El asunto es que la película trata una temática que he tenido en la mente durante el último mes, así que no pudo caerme mejor ver toda la situación representada en la pantalla y pensada para un niño de 8 años. Si no la han visto igual pueden seguir leyendo, porque no voy a contar nada de la trama.
El tema que cruza mi mente por estos días es el cambio necesario que uno realiza en la vida cuando se mete en una relación de pareja. (Nota Aclaratoria: me refiero a una relación de pareja seria y con miras a ser duradera, no a los encuentros triviales que duran solo un par de semanas, meses o que van y vienen hasta que alguno de los dos encuentre a alguien que le guste más).
Sucede más o menos así:
Vas por la vida haciendo lo que quieres, siguiendo tus pasiones personales, a veces sin pensar demasiado en el futuro y disfrutando cada experiencia tanto como te lo permita tu personalidad. Un buen día te tropiezas con alguien, te volteas a decir «disculpa» y de pronto no sabes de dónde salió la flecha que atraviesa tu camisa favorita a la altura del pecho (pero atesoras ese agujero en tu camisa desde entonces). Empiezan a salir, a conocerse, se presentan su mejor cara uno al otro y ambos piensan que el otro es perfecto, excepto por esos hábitos raros que le notas pero que por alguna razón te parecen lindos.
«Definitivamente esto es distinto» – piensas – «¡wow, carambas!»
Y así empiezan a conocerse más y a mayor profundidad, eventualmente conocen a la familia, los amigos, pasan cumpleaños, festividades juntos, conocen sobre qué les hace vibrar en la vida, qué apasiona a cada uno, esas pasiones que les dan identidad. Y allí está, de pronto, la delicia de las pasiones personales que podía uno disfrutar sin pensar demasiado en el futuro o en nada más que en el disfrute de la propia experiencia hace su aparición y amenaza la relación en las primeras etapas.
Luego de un par de malos entendidos y de escuchar (o decir) algunas frases como «tú me conociste así», uno se pone a pensar y se da cuenta que uno ya no es uno, sino dos. Tal vez para entonces algunos hábitos que parecían lindos al principio ahora no sean muy atractivos. (Hombre, que como dice la canción: «hasta la belleza cansa»)

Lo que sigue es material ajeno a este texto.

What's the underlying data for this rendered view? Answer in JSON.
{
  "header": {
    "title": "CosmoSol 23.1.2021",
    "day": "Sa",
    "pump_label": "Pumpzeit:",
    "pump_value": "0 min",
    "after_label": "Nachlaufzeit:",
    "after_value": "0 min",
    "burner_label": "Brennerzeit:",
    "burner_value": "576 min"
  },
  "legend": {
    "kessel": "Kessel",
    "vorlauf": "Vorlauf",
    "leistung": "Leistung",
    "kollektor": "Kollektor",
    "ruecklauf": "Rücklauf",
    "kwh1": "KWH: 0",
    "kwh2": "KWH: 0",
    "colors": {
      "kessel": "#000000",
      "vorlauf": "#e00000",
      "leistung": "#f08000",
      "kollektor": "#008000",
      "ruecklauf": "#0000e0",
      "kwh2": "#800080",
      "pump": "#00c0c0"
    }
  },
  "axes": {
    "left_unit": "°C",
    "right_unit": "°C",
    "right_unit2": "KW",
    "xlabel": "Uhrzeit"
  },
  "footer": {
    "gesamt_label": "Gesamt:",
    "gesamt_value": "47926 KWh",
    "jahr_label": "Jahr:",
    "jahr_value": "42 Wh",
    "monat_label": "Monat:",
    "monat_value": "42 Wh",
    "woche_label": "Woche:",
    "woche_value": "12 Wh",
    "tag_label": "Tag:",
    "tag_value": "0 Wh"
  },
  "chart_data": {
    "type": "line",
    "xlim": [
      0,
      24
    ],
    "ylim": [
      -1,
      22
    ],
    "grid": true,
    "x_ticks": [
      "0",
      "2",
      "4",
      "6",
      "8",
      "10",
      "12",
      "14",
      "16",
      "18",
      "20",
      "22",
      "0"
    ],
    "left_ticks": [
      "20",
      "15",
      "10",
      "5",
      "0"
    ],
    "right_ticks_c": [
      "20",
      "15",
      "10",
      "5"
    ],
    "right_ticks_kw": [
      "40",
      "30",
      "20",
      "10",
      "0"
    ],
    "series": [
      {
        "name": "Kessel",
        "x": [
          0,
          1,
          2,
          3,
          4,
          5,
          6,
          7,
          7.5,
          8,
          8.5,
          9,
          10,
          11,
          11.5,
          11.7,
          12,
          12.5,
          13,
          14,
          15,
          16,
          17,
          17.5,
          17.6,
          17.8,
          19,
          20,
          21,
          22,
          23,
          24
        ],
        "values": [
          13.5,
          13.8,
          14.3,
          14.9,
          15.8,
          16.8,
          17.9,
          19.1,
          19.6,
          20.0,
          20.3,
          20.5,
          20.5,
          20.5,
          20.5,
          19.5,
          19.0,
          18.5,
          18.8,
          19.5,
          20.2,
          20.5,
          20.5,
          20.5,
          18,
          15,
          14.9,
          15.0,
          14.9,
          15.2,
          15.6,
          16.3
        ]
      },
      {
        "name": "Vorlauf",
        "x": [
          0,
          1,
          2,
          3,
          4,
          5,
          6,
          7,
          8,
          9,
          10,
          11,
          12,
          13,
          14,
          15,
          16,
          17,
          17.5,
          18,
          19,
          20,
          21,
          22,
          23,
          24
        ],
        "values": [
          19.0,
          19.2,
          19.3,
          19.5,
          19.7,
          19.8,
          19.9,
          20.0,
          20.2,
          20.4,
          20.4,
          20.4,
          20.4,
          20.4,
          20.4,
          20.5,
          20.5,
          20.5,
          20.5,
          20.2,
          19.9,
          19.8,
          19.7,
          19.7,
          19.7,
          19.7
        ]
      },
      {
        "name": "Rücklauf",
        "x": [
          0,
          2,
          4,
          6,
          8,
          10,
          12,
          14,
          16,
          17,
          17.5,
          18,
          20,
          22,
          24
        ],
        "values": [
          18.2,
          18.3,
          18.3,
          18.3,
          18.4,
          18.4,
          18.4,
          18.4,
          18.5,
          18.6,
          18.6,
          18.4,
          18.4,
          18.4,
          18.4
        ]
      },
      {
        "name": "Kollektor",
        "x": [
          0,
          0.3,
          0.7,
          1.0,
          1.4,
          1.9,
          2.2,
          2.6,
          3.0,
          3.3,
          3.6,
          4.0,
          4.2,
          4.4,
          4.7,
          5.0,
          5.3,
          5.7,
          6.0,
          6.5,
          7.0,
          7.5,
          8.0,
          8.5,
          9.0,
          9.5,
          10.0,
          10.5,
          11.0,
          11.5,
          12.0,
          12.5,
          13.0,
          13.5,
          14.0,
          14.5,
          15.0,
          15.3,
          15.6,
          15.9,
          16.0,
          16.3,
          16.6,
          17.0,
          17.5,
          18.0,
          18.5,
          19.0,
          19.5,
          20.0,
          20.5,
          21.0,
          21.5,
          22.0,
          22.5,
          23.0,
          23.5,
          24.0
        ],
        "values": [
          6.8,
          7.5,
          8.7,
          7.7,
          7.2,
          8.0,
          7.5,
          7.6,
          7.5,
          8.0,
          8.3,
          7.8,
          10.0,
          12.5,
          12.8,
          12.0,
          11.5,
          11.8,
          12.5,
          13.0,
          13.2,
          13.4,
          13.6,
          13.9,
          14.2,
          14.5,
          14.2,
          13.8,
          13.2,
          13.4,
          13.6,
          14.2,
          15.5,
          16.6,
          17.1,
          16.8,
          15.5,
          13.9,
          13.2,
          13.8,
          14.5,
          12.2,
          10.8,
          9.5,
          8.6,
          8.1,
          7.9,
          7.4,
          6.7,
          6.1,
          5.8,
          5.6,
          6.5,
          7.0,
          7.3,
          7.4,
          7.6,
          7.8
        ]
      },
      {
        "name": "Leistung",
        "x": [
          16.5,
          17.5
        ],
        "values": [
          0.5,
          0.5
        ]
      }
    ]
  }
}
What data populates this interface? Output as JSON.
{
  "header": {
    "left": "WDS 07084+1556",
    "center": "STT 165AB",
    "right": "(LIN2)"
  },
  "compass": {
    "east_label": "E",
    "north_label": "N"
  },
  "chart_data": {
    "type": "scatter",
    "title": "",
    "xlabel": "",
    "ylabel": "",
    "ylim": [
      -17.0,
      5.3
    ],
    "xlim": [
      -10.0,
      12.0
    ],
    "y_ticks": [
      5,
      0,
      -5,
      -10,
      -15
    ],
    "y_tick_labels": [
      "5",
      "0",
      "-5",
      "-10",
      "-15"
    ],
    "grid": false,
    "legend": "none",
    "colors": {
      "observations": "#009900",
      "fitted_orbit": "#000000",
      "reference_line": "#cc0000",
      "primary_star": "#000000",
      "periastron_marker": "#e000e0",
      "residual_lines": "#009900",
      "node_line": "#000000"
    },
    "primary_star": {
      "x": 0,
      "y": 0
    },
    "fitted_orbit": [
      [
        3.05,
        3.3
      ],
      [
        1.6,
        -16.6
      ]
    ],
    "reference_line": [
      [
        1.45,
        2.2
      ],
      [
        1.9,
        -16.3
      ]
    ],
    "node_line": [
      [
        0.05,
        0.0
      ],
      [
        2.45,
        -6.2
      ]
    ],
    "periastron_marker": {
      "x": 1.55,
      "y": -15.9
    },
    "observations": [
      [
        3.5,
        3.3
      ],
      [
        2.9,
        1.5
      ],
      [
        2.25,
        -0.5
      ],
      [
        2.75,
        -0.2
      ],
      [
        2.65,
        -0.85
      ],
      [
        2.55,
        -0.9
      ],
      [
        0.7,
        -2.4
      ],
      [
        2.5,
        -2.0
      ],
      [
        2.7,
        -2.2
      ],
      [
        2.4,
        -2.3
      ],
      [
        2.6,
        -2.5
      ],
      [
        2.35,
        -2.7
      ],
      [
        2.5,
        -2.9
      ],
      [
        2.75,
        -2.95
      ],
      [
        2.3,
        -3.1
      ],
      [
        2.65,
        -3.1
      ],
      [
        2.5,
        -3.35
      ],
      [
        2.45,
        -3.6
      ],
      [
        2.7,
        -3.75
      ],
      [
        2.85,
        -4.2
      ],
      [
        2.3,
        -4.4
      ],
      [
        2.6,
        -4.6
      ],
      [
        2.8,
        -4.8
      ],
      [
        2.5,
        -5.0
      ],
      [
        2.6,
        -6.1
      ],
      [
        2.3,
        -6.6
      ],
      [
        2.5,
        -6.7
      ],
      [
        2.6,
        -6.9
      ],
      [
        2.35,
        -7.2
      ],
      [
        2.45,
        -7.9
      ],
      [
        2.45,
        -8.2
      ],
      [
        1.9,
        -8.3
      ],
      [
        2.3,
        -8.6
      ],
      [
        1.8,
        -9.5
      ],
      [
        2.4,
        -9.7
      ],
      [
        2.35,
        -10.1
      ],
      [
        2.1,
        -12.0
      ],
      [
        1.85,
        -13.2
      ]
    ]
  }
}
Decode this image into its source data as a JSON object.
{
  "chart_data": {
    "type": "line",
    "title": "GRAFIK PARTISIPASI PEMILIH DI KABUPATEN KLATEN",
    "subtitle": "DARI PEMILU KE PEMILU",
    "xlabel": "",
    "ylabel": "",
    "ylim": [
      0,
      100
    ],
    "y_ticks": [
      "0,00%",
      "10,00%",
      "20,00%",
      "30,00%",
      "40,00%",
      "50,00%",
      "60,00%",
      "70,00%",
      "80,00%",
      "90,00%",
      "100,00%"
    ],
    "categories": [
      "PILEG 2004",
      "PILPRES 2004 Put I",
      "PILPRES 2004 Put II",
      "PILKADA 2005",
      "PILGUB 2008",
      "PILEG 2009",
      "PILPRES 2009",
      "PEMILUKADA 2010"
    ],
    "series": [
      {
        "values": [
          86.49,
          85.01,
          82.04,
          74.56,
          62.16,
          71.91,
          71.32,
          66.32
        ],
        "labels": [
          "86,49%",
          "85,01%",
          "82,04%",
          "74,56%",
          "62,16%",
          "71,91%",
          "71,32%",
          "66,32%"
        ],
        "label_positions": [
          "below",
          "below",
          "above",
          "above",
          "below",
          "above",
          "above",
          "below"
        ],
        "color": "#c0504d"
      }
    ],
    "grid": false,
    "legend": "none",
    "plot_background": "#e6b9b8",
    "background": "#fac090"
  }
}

Se entiende que a veces extrañe uno hacer las cosas que hacía cuando estaba solo, o tener todas las libertades y darse todos los permisos. El asunto es que, al estar emparejado, a uno le toca pensar de a dos, porque lo que uno hace afecta al otro de alguna forma.
El sacrificio:
El problema está cuando uno empieza a sentir que haber dejado lo que dejó ha sido un sacrificio muy grande, porque nadie debería sentir que estar en una relación implica que sacrificaste algo. Más bien implica saber que has dejado algunas cosas individuales para volverte más completo en la nueva versión de ti mismo que, ahora, incluye a otra persona.
El centro del universo:

Y es que no se vale esperar ser el centro del universo para el otro, pero tampoco es sano dejar de poner una bandera roja cuando el otro actúa como si la relación que tienen pudiese coexistir con las costumbres propias de la soltería.

Al final, si logran sobrevivir a los altibajos que se van dando a medida que la relación crece, la misma se hará más sólida y podrá sobrevivir progresivamente embates más fuertes del medio. Algunos permisos podrán volver lentamente pero con la dimensión nueva de incluir a la pareja y, con algo de trabajo y mucha consciencia sobre uno mismo y su relación, las cosas marcharán bien y no tendremos que decirnos nunca más «tú me conociste así».